Persistent effects of chronic clozapine on the cellular and behavioral responses to LSD in mice

  • Psychopharmacology (Berl). 2013 Jan;225(1):217-26. doi: 10.1007/s00213-012-2809-7.
José L Moreno  1 Terrell Holloway Adrienne Umali Vinayak Rayannavar Stuart C Sealfon Javier González-Maeso
Affiliations
  • 1. Department of Psychiatry, Mount Sinai School of Medicine, New York, NY 10029, USA.
Abstract

Rationale: In schizophrenia patients, optimal treatment with antipsychotics requires weeks to months of sustained drug therapy. However, single administration of antipsychotic drugs can reverse schizophrenia-like behavioral alterations in rodent models of psychosis. This raises questions about the physiological relevance of such antipsychotic-like activity.
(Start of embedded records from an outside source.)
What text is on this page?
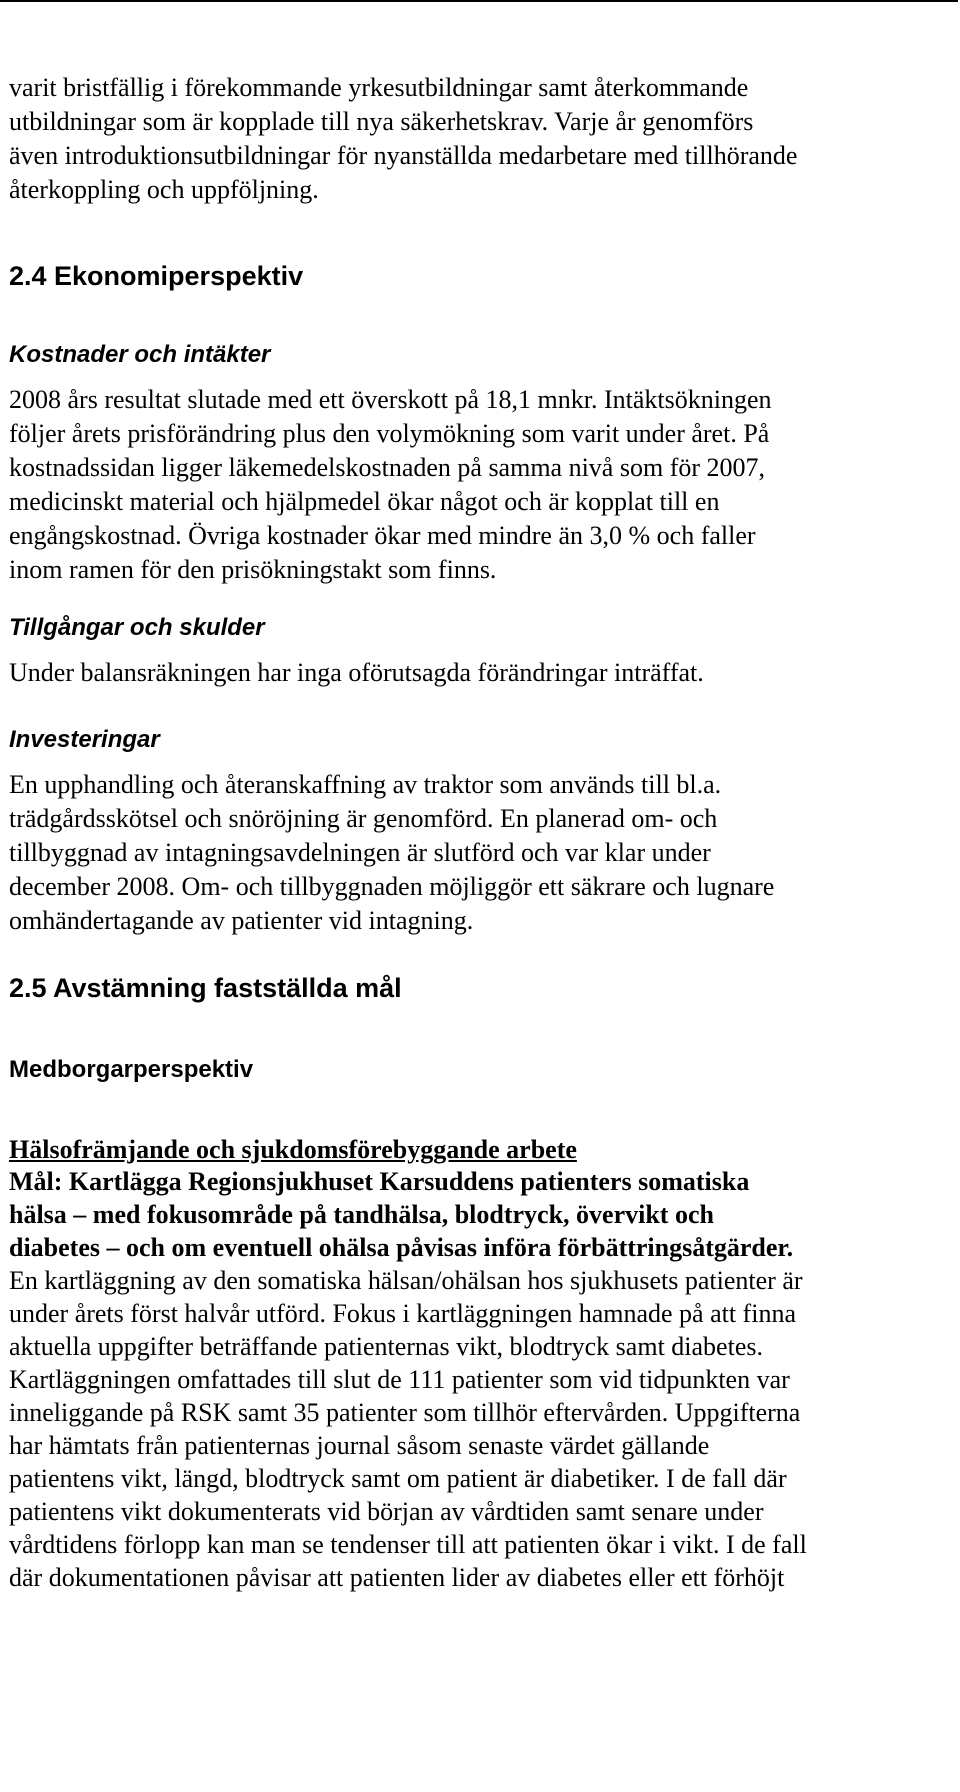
varit bristfällig i förekommande yrkesutbildningar samt återkommande
utbildningar som är kopplade till nya säkerhetskrav. Varje år genomförs
även introduktionsutbildningar för nyanställda medarbetare med tillhörande
återkoppling och uppföljning.
2.4 Ekonomiperspektiv
Kostnader och intäkter
2008 års resultat slutade med ett överskott på 18,1 mnkr. Intäktsökningen
följer årets prisförändring plus den volymökning som varit under året. På
kostnadssidan ligger läkemedelskostnaden på samma nivå som för 2007,
medicinskt material och hjälpmedel ökar något och är kopplat till en
engångskostnad. Övriga kostnader ökar med mindre än 3,0 % och faller
inom ramen för den prisökningstakt som finns.
Tillgångar och skulder
Under balansräkningen har inga oförutsagda förändringar inträffat.
Investeringar
En upphandling och återanskaffning av traktor som används till bl.a.
trädgårdsskötsel och snöröjning är genomförd. En planerad om- och
tillbyggnad av intagningsavdelningen är slutförd och var klar under
december 2008. Om- och tillbyggnaden möjliggör ett säkrare och lugnare
omhändertagande av patienter vid intagning.
2.5 Avstämning fastställda mål
Medborgarperspektiv
Hälsofrämjande och sjukdomsförebyggande arbete
Mål: Kartlägga Regionsjukhuset Karsuddens patienters somatiska
hälsa – med fokusområde på tandhälsa, blodtryck, övervikt och
diabetes – och om eventuell ohälsa påvisas införa förbättringsåtgärder.
En kartläggning av den somatiska hälsan/ohälsan hos sjukhusets patienter är
under årets först halvår utförd. Fokus i kartläggningen hamnade på att finna
aktuella uppgifter beträffande patienternas vikt, blodtryck samt diabetes.
Kartläggningen omfattades till slut de 111 patienter som vid tidpunkten var
inneliggande på RSK samt 35 patienter som tillhör eftervården. Uppgifterna
har hämtats från patienternas journal såsom senaste värdet gällande
patientens vikt, längd, blodtryck samt om patient är diabetiker. I de fall där
patientens vikt dokumenterats vid början av vårdtiden samt senare under
vårdtidens förlopp kan man se tendenser till att patienten ökar i vikt. I de fall
där dokumentationen påvisar att patienten lider av diabetes eller ett förhöjt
Objective: This study evaluates the effects of chronic treatment with clozapine on the cellular and behavioral responses induced by the hallucinogenic serotonin 5-HT(2A) receptor agonist lysergic acid diethylamide (LSD) as a mouse model of psychosis.

Method: Mice were treated chronically (21 days) with 25 mg/kg/day clozapine. Experiments were conducted 1, 7, 14, and 21 days after the last clozapine administration. [(3)H]Ketanserin binding and 5-HT ( 2A ) mRNA expression were determined in mouse somatosensory cortex. Head-twitch behavior, expression of c-Fos, which is induced by all 5-HT(2A) agonists, and expression of egr-1 and egr-2, which are LSD-like specific, were assayed.

Results: Head-twitch response was decreased and [(3)H]ketanserin binding was downregulated in 1, 7, and 14 days after chronic clozapine. 5-HT ( 2A ) mRNA was reduced 1 day after chronic clozapine. Induction of c-Fos, but not egr-1 and egr-2, was rescued 7 days after chronic clozapine. These effects were not observed after short treatment (2 days) with clozapine or chronic haloperidol (1 mg/kg/day).

Conclusion: Our findings provide a murine model of chronic atypical antipsychotic drug action and suggest downregulation of the 5-HT(2A) receptor as a potential mechanism involved in these persistent therapeutic-like effects.